Bogota happy to do business with London: Colombia's Foreign Minister tells Colin Harding why relations with Britain are stronger than ever
Saturday 24 April 1993
Colombia is at the cutting edge of a new British policy of developing closer relations with Latin America, where stable democratic government, steady growth and free-market economic policies have become the norm after decades of turmoil and stagnation.
When President Cesar Gaviria, who like Ms Sanin combines youth (he is 46, she 43) and good looks with a sharp political brain, pays an official visit to London in July he will set the seal on this rapprochement. Ms Sanin, a Conservative politician from Medellin with a background in law and economics, was in London this week to prepare the ground for the President's visit.
John Major chose Colombia for the first visit to a Latin American country by a serving British prime minister last year, and Kenneth Clarke, the Home Secretary, followed soon afterwards. As a result of the Major visit, the two countries set up a bilateral trade commission, which is due to publish a report soon. Britain has a big trade deficit with Colombia, importing goods worth pounds 126m last year, and exporting only pounds 75.5m.

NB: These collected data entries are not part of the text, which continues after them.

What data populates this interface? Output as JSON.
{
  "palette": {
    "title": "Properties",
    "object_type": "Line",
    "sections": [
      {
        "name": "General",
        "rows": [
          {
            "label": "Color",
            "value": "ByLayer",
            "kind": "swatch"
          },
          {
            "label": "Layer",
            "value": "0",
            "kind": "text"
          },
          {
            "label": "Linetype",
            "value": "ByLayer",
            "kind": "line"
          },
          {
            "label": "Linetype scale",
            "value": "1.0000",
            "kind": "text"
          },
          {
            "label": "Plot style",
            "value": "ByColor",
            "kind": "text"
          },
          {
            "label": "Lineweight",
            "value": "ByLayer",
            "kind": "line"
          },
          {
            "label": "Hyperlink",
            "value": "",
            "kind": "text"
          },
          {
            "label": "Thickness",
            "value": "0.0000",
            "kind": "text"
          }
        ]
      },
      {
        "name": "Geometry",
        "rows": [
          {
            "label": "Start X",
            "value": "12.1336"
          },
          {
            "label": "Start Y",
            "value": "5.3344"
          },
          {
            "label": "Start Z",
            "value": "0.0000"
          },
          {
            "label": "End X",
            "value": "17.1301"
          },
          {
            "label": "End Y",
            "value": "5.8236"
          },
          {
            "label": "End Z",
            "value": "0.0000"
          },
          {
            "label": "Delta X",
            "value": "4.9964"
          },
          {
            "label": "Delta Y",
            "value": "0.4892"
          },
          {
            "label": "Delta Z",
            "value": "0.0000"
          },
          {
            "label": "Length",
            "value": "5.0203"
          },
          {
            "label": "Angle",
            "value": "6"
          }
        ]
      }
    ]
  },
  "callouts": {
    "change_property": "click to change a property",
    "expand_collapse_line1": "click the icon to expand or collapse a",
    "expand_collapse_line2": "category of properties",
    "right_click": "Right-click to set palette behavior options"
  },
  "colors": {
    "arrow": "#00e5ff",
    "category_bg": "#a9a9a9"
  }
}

Much of the running at the Foreign Office has been made by Tristan Garel-Jones, the minister better known for his European responsibilities. But his fluent Spanish and extensive knowledge of the region have gone down well in Latin America.

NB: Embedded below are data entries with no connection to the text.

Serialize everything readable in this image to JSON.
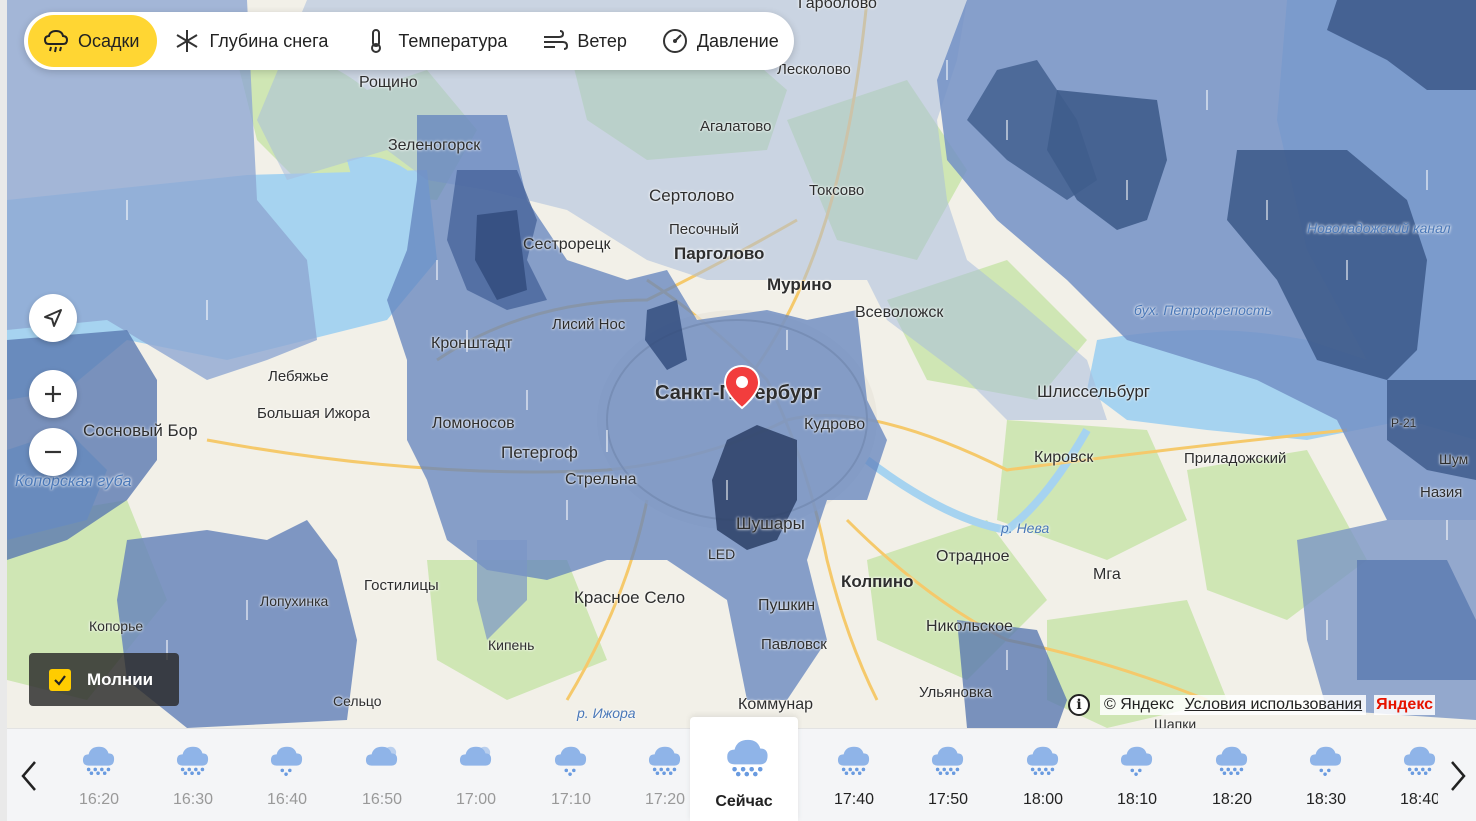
{
  "layers": [
    {
      "label": "Осадки",
      "icon": "rain-cloud-icon",
      "active": true
    },
    {
      "label": "Глубина снега",
      "icon": "snowflake-icon",
      "active": false
    },
    {
      "label": "Температура",
      "icon": "thermometer-icon",
      "active": false
    },
    {
      "label": "Ветер",
      "icon": "wind-icon",
      "active": false
    },
    {
      "label": "Давление",
      "icon": "pressure-gauge-icon",
      "active": false
    }
  ],
  "controls": {
    "locate_icon": "locate-arrow-icon",
    "zoom_in_icon": "plus-icon",
    "zoom_out_icon": "minus-icon"
  },
  "lightning": {
    "label": "Молнии",
    "checked": true
  },
  "attribution": {
    "copyright": "© Яндекс",
    "terms": "Условия использования",
    "brand": "Яндекс"
  },
  "map": {
    "marker": "location-pin-icon",
    "places": [
      {
        "name": "Гарболово"
      },
      {
        "name": "Рощино"
      },
      {
        "name": "Лесколово"
      },
      {
        "name": "Агалатово"
      },
      {
        "name": "Зеленогорск"
      },
      {
        "name": "Сертолово"
      },
      {
        "name": "Токсово"
      },
      {
        "name": "Песочный"
      },
      {
        "name": "Сестрорецк"
      },
      {
        "name": "Парголово"
      },
      {
        "name": "Мурино"
      },
      {
        "name": "Всеволожск"
      },
      {
        "name": "Лисий Нос"
      },
      {
        "name": "Кронштадт"
      },
      {
        "name": "Лебяжье"
      },
      {
        "name": "Санкт-Петербург"
      },
      {
        "name": "Шлиссельбург"
      },
      {
        "name": "Большая Ижора"
      },
      {
        "name": "Сосновый Бор"
      },
      {
        "name": "Ломоносов"
      },
      {
        "name": "Кудрово"
      },
      {
        "name": "Петергоф"
      },
      {
        "name": "Кировск"
      },
      {
        "name": "Приладожский"
      },
      {
        "name": "Стрельна"
      },
      {
        "name": "Копорская губа"
      },
      {
        "name": "Назия"
      },
      {
        "name": "Шушары"
      },
      {
        "name": "LED"
      },
      {
        "name": "р. Нева"
      },
      {
        "name": "Отрадное"
      },
      {
        "name": "Колпино"
      },
      {
        "name": "Гостилицы"
      },
      {
        "name": "Мга"
      },
      {
        "name": "Лопухинка"
      },
      {
        "name": "Красное Село"
      },
      {
        "name": "Пушкин"
      },
      {
        "name": "Копорье"
      },
      {
        "name": "Никольское"
      },
      {
        "name": "Кипень"
      },
      {
        "name": "Павловск"
      },
      {
        "name": "Ульяновка"
      },
      {
        "name": "Сельцо"
      },
      {
        "name": "Коммунар"
      },
      {
        "name": "р. Ижора"
      },
      {
        "name": "Шапки"
      },
      {
        "name": "бух. Петрокрепость"
      },
      {
        "name": "Новоладожский канал"
      },
      {
        "name": "Шум"
      },
      {
        "name": "Р-21"
      }
    ]
  },
  "timeline": {
    "prev_icon": "chevron-left-icon",
    "next_icon": "chevron-right-icon",
    "items": [
      {
        "time": "16:20",
        "icon": "rain-cloud-icon",
        "state": "past"
      },
      {
        "time": "16:30",
        "icon": "rain-cloud-icon",
        "state": "past"
      },
      {
        "time": "16:40",
        "icon": "light-rain-cloud-icon",
        "state": "past"
      },
      {
        "time": "16:50",
        "icon": "cloud-icon",
        "state": "past"
      },
      {
        "time": "17:00",
        "icon": "cloud-icon",
        "state": "past"
      },
      {
        "time": "17:10",
        "icon": "light-rain-cloud-icon",
        "state": "past"
      },
      {
        "time": "17:20",
        "icon": "rain-cloud-icon",
        "state": "past"
      },
      {
        "time": "Сейчас",
        "icon": "rain-cloud-icon",
        "state": "current"
      },
      {
        "time": "17:40",
        "icon": "rain-cloud-icon",
        "state": "future"
      },
      {
        "time": "17:50",
        "icon": "rain-cloud-icon",
        "state": "future"
      },
      {
        "time": "18:00",
        "icon": "rain-cloud-icon",
        "state": "future"
      },
      {
        "time": "18:10",
        "icon": "light-rain-cloud-icon",
        "state": "future"
      },
      {
        "time": "18:20",
        "icon": "rain-cloud-icon",
        "state": "future"
      },
      {
        "time": "18:30",
        "icon": "light-rain-cloud-icon",
        "state": "future"
      },
      {
        "time": "18:40",
        "icon": "rain-cloud-icon",
        "state": "future"
      }
    ]
  },
  "colors": {
    "active_tab": "#ffd633",
    "precip_light": "#9eb4d6",
    "precip_medium": "#6a88bd",
    "precip_heavy": "#45608f",
    "marker": "#f23d3d",
    "water": "#a6d3f0",
    "land": "#f2f0e8",
    "forest": "#cfe6b4",
    "checkbox": "#ffcc00"
  }
}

Mr Garel-Jones points out that, although trade is still negligible, British investments in Colombia have grown rapidly in recent years. BP is committing some pounds 600m to the development of the huge Cusiana oilfield on the Casanare plains east of Bogota, which with proven reserves of 2bn barrels is the biggest oil discovery in the Americas since that in Alaska in 1968.
President Gaviria will be meeting representatives of the British private sector in London, hoping to build on the results of a trade mission to Colombia next month, subsidised by the Department of Trade and led by a senior British Gas executive.

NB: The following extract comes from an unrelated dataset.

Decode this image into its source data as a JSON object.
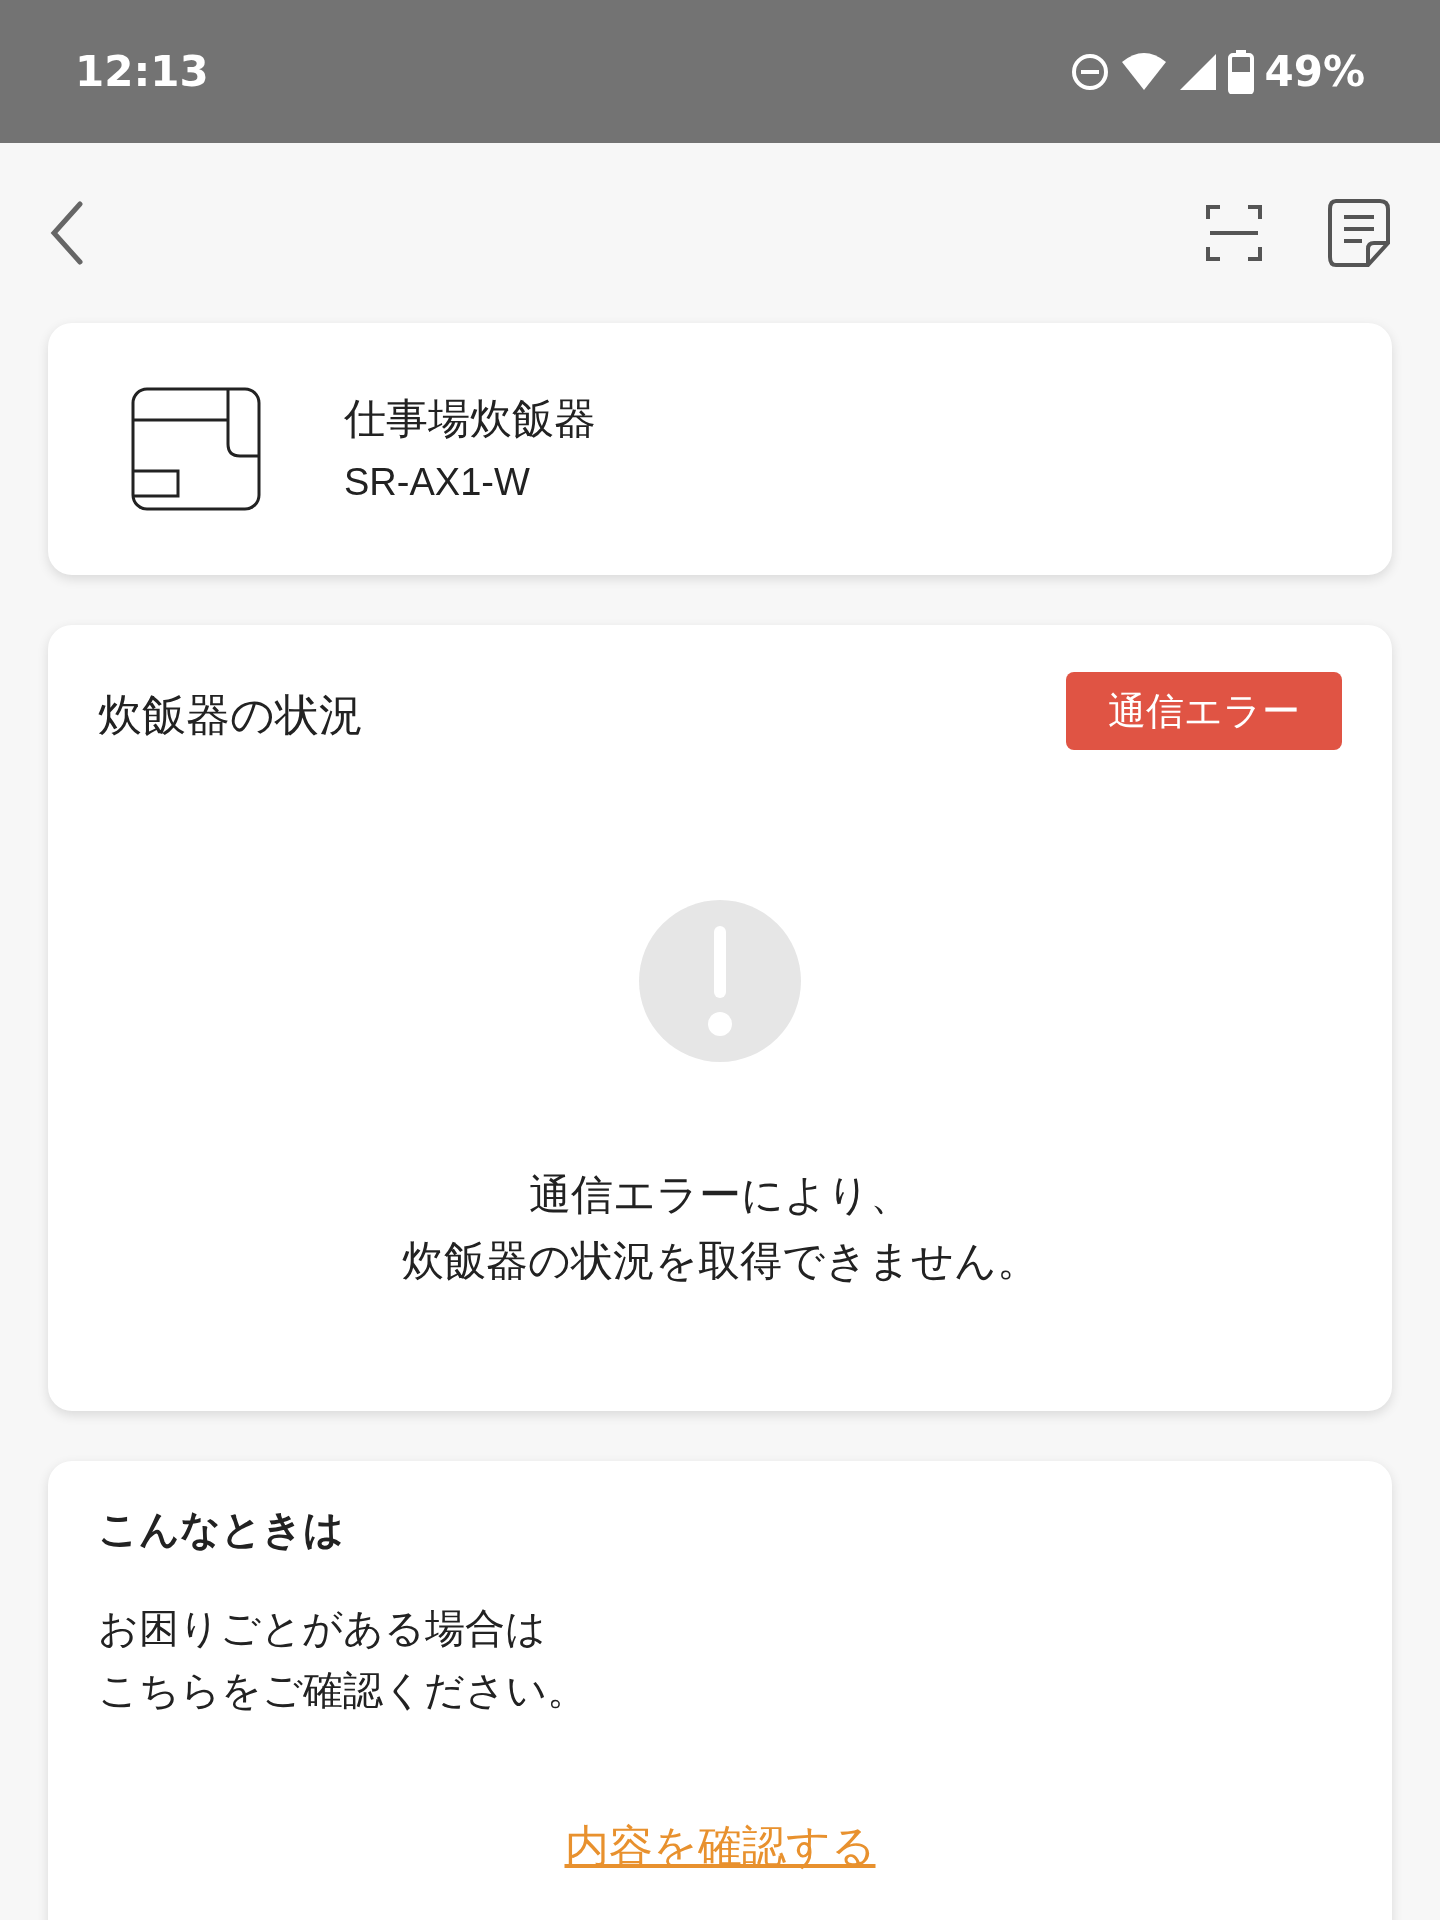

Colombia feels it has much to offer; Ms Sanin pointed out that, for all its reputation for violence and corruption, Colombia enjoyed an average annual economic growth rate of 4.5 per cent thoughout the 1980s, has never had to renegotiate its foreign debt and kept inflation under control throughout this period. The minister drew attention to the huge privatisation programme being undertaken by the Gaviria administration, which includes openings for foreign investment in such fields as electric power, railways, roads, ports and banks.
British instructors have been training Colombian special forces in anti- drug operations for some time, and several new accords designed to strengthen the Colombian judiciary, which in the past has been notoriously susceptible to pressures from the cocaine cartels, will be signed when President Gaviria is in London. Ms Sanin stressed that Colombia was no longer a comfortable place for drug businesses to operate.
She also said that, although Anglo- Colombian relations had never been better, her country expected a more favourable deal for its exports, particularly coffee and bananas, from the European Community.
'We have opened up our own economy, like many other countries, and are very concerned that there are still areas that practise protectionism,' Ms Sanin said. This week the minister asked British government officials for their support in getting a dialogue going with the Community before new tariffs and quotas on banana imports from Latin America are implemented in July.